Editor’s note: Veteran journalist Jim Shamp is Senior Editor at the North Carolina Biotechnology Center.
RESEARCH TRIANGLE PARK, N.C. – Dogs, cats, horses and other animals may get a new lease on life and health, while also helping in the development of human therapies.
It’s the upshot of a regenerative medicine partnership announced by officials of North Carolina State University and Wake Forest Baptist Medical Center. (Read details here.)
Another big benefit: the agreement also heightens North Carolina’s global leadership in the amazing world of cell- by-cell body-building.
NCSU, housing North Carolina’s only veterinary school, and the private medical center in Winston-Salem that has become a world leader in regenerative medicine, have agreed to pool resources to commercialize technologies that can rebuild damaged organs in people and pets.
Jorge Piedrahita, Ph.D., professor of genomics at NCSU and interim director of the university’s Center for Comparative Medicine and Translational Research (CCMTR), said the collaboration with the famed Institute for Regenerative Medicine at Wake Forest Baptist Medical Center is expected to begin benefiting companion animals soon, while also speeding up the process of bringing these unique new therapies to humans.
The CCMTR involves more than 100 scientists conducting research with government, private, and academic partners to advance knowledge and practical applications that improve the health of animals and humans.

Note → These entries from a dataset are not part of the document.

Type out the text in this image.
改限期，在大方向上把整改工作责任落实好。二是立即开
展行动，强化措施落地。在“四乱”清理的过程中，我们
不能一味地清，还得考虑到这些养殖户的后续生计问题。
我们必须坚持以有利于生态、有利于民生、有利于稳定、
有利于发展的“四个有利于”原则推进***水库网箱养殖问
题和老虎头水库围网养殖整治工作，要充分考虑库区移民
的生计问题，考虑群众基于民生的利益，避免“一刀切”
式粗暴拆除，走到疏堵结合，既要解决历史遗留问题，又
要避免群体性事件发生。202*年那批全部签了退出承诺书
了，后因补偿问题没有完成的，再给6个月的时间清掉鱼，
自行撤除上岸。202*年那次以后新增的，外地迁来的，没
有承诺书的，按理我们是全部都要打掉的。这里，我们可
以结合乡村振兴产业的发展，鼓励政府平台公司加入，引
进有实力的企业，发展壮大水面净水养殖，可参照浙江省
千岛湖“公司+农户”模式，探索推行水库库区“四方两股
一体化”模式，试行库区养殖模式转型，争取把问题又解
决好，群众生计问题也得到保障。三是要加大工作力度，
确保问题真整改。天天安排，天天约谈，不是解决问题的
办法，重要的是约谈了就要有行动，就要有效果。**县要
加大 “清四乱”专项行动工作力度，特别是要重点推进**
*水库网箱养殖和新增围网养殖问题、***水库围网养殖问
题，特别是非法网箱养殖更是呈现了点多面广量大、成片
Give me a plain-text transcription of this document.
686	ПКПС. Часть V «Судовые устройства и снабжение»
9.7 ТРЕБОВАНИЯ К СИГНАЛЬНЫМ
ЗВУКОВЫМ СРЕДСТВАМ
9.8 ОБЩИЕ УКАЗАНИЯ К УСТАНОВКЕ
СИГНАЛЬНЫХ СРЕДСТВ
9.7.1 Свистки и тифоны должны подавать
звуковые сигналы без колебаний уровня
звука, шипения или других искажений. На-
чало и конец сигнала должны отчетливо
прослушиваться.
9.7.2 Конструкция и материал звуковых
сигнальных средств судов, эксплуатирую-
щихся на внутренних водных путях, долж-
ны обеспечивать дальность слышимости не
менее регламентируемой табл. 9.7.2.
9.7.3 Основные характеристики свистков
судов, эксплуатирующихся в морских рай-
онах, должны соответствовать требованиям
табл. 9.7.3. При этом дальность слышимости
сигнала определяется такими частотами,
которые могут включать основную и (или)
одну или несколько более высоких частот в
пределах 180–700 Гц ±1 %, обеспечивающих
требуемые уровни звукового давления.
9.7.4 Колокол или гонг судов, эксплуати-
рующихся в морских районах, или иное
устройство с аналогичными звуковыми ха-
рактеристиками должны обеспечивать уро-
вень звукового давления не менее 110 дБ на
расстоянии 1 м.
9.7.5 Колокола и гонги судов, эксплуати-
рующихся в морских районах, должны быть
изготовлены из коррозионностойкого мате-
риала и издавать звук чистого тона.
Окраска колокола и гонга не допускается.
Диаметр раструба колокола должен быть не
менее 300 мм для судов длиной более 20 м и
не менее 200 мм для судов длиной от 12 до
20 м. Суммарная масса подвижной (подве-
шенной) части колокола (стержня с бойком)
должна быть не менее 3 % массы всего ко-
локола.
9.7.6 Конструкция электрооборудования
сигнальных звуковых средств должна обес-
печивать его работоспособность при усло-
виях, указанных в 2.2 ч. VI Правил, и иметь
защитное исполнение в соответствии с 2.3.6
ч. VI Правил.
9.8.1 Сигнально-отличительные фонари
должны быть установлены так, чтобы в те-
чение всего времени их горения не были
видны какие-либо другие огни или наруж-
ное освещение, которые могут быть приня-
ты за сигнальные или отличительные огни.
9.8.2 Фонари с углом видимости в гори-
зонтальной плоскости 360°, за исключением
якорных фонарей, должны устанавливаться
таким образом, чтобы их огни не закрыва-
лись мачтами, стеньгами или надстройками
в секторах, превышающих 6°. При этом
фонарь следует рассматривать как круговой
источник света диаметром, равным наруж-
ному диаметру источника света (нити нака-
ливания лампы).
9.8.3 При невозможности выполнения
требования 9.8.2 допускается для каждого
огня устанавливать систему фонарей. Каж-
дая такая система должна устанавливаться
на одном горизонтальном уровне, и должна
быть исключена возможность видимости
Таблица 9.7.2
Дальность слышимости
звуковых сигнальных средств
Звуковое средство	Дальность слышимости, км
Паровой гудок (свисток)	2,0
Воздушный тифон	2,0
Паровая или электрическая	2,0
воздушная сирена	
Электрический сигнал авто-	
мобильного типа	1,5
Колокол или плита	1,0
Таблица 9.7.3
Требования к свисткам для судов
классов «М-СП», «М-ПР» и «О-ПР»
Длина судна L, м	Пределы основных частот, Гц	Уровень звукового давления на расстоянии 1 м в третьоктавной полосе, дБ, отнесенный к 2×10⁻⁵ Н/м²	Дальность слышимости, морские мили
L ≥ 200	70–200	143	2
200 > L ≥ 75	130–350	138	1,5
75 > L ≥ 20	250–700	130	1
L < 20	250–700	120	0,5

Anthony Atala, M.D., director of the Wake Forest Institute for Regenerative Medicine, said he’s “delighted” with the partnership. Atala leads more than 250 scientists from a wide range of disciplines who are growing tissues and organs and developing healing cell therapies for more than 30 different areas of the body.
Atala is one of two North Carolina physicians elected to the 2011 class of the Institute of Medicine, one of the nation’s highest honors for U.S. physicians.
The other is David Rubinow, M.D., who is the Assad Meymandi distinguished professor, chair of the department of psychiatry and professor of medicine in the School of Medicine at the University of North Carolina at Chapel Hill.
This year’s class of 65 from across the nation brings the IOM’s total membership to 1,870. IOM was established in 1970 as the health branch of the National Academy of Sciences.